Friday, July 17, 2009

Faith and "Reason"

"Too often when [Christians] weary of . . . censorship, they rebound with the insistence that 'faith' (which may spring from and depend upon tradition and authority about the real and the good) be granted a place next to 'reason.' Nothing I say here should be understood to deny the wisdom of the hallowed alliance of faith and reason. But in the current climate, reliance on that formula risks conceding what need not and should not be conceded. Another procedure is called for. The citadel called “reason” must be attacked and shown to be false. In recommending this procedure, my aim is not to court either nonsense or nihilism. Christians must be realists--critical realists-- both as to what has been created and revealed, and as to the respective places of good and evil. What must be corrected, if the Christian believer is to return from exile on terms he or she can live by, is the Enlightenment's unrealistic fallback position, according to which in the human head--or pineal gland?--there exist two black boxes, one for faith and the other for reason, the two of them jointly exhaustive of human access to the real and the good-- with faith fit for private life and simple people, and “reason” for public life and law faculty.
What Christians must insist upon, albeit in their differing dialects and accents, is that each of us rational humans goes out from her or his interiority to embrace the real and the good, across the whole spectrum of human living and hope, through an intelligence (the term I prefer to 'reason' because it refuses to carry the Enlightenment's freight) that performatively combines and commingles elements of (what later get labeled) 'faith' and 'reason.'"
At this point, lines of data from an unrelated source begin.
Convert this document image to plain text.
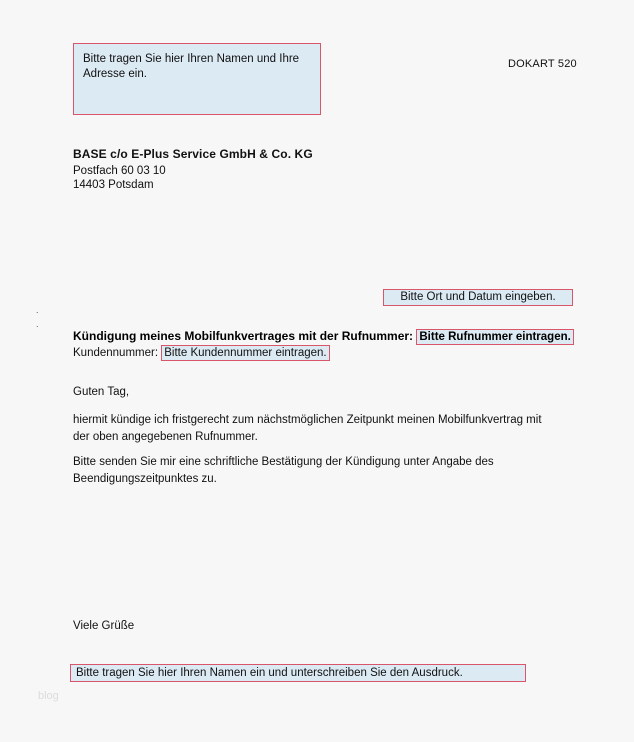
Bitte tragen Sie hier Ihren Namen und Ihre Adresse ein.
DOKART 520
BASE c/o E-Plus Service GmbH & Co. KG
Postfach 60 03 10
14403 Potsdam
Bitte Ort und Datum eingeben.
.
.
Kündigung meines Mobilfunkvertrages mit der Rufnummer: Bitte Rufnummer eintragen.
Kundennummer: Bitte Kundennummer eintragen.
Guten Tag,
hiermit kündige ich fristgerecht zum nächstmöglichen Zeitpunkt meinen Mobilfunkvertrag mit der oben angegebenen Rufnummer.
Bitte senden Sie mir eine schriftliche Bestätigung der Kündigung unter Angabe des Beendigungszeitpunktes zu.
Viele Grüße
Bitte tragen Sie hier Ihren Namen ein und unterschreiben Sie den Ausdruck.
blog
-Patrick Brennan, Book Review, 16 Journal of Law and Religion 667 (2001).

On Refusing Grace and Giving up Intelligence

"Schemes that once flourished lose their efficacy and cease to function; in an ever more rapid succession, as crises multiply and remedies have less effect, new schemes are introduced; feverish effort is followed by listlessness; the situation becomes regarded as hopeless; in a twilight of straitened but gracious living men await the catalytic trifle that will reveal to a surprised world the end of a once brilliant day."

-Bernard Lonergan, Insight: A Study of Human Understanding 210 (1978).